LONDON (Reuters) - Deforestation in Malaysia and the changes it causes to the environment are highly likely to be to blame for a steep rise in human cases of a type of malaria usually found in monkeys, scientists said on Thursday.
The mosquito-borne disease, known as Plasmodium knowlesi malaria, is common in forest-dwelling macaque monkeys and was only recently found for the first time in people, the scientists said in a study of the issue.
Yet with widespread deforestation alongside rapid oil palm and other agricultural expansion, the disease has now become the most common form of human malaria in many areas of Malaysia, they said, and has been reported across southeast Asia.
In research published in the Emerging Infectious Diseases journal, scientists led by Kimberly Fornace of the London School of Hygiene and Tropical Medicine said their analysis showed that changes in the way land is used is a key driver in the emergence of P. knowlesi in people.
"The dramatic rise in the number of P. knowlesi malaria cases in humans in Malaysia in the past ten years has been most common in areas with deforestation, as well as areas that are close to patches of forest where humans, macaques and mosquitoes are coming into closer and more frequent contact," said Fornace.
She said this suggests there is a higher risk of P. knowlesi transmission in areas where land use is changing.

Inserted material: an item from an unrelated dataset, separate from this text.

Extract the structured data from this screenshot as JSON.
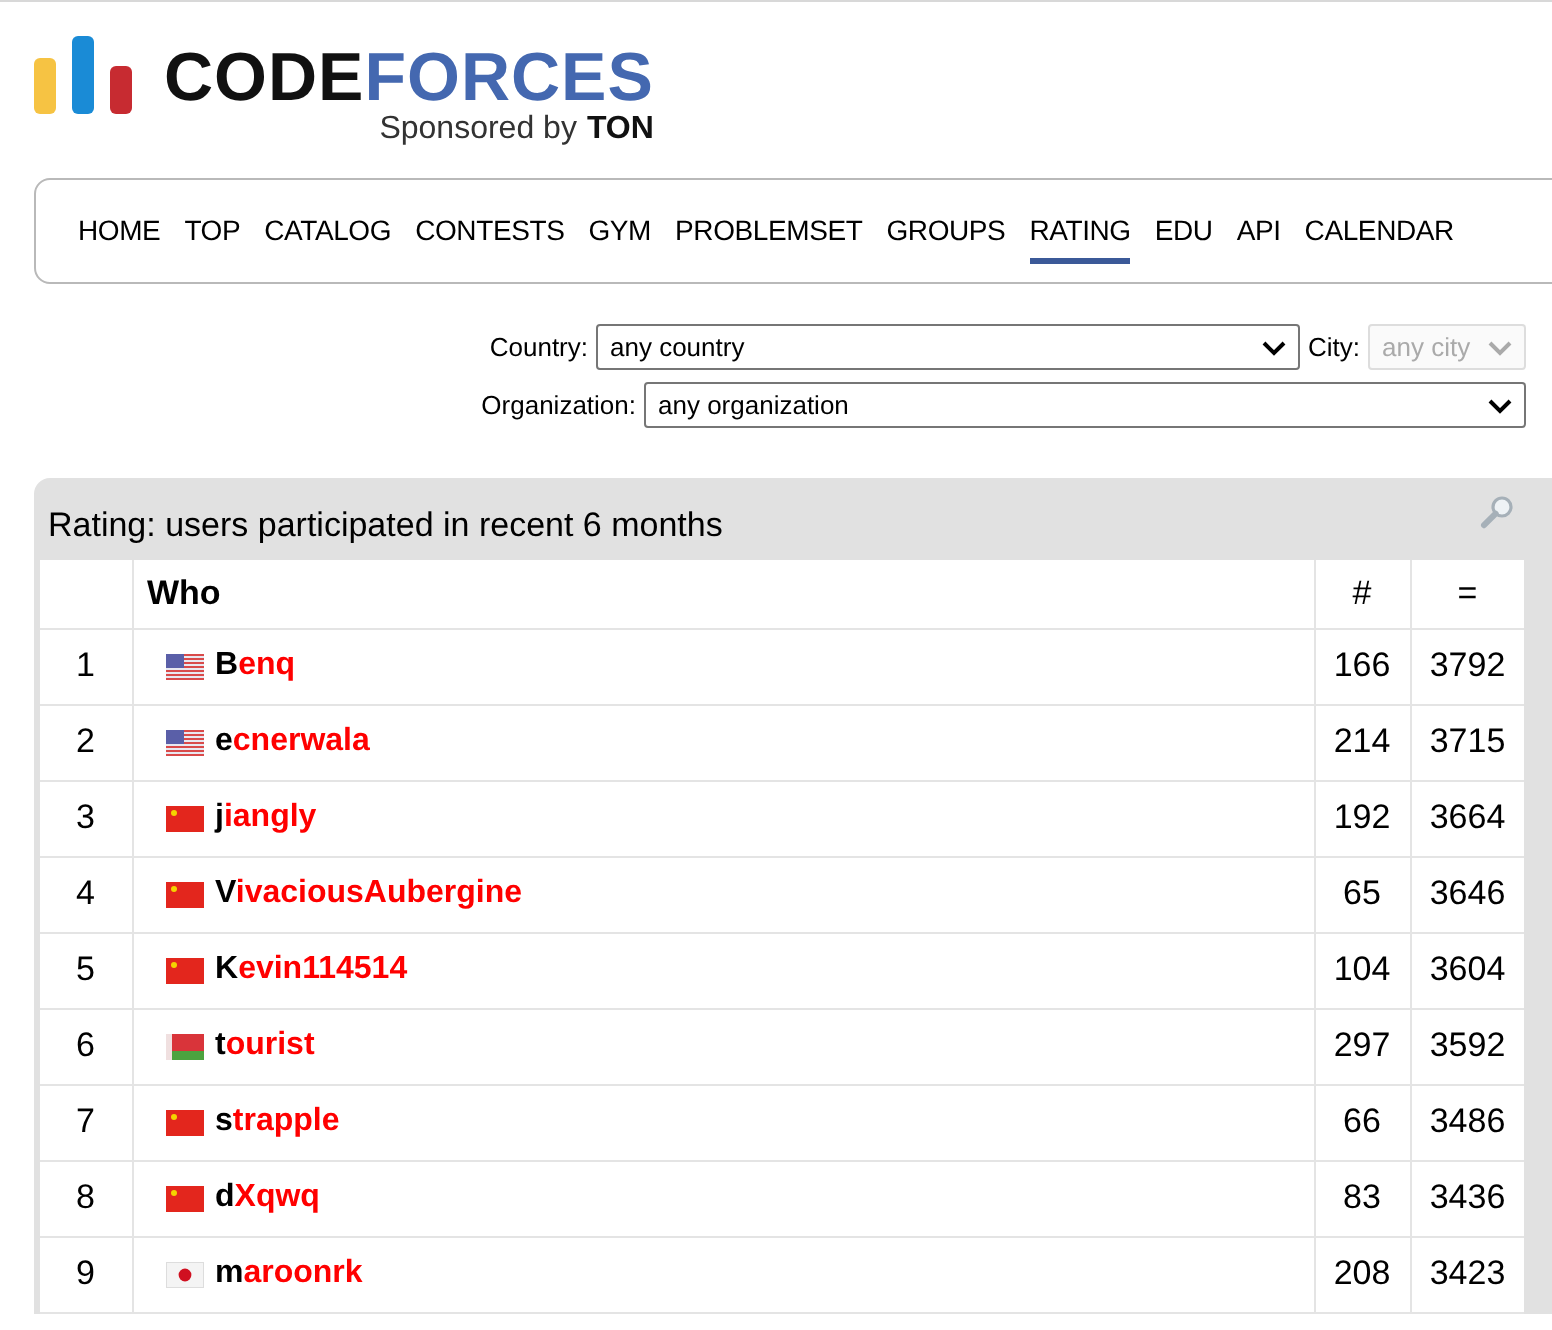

"This knowledge will help focus efforts on these areas and also predict and respond to future outbreaks," she added. "We view deforestation as having distinct public health consequences which need to be urgently addressed."
The study focused on Malaysia's Kudat and Kota Marudu districts, covering an area of more than 3,000 square kilometres with a population of approximately 120,000 people.
Fornace's team used hospital records for 2008-2012 to collect data on the number of P. knowlesi cases from villages in the districts.
Satellite data helped the team to map the local forest, land use and environmental changes around 450 villages to correlate how these changes might affect human infection.
They found the number of P. knowlesi cases was strongly linked to deforestation around the villages.
This could be explained by a number of factors, they said, including people working in tree clearance and agriculture having closer contact with forest areas where macaques and mosquitoes live. Macaque populations are also becoming more densely concentrated in forests where people work.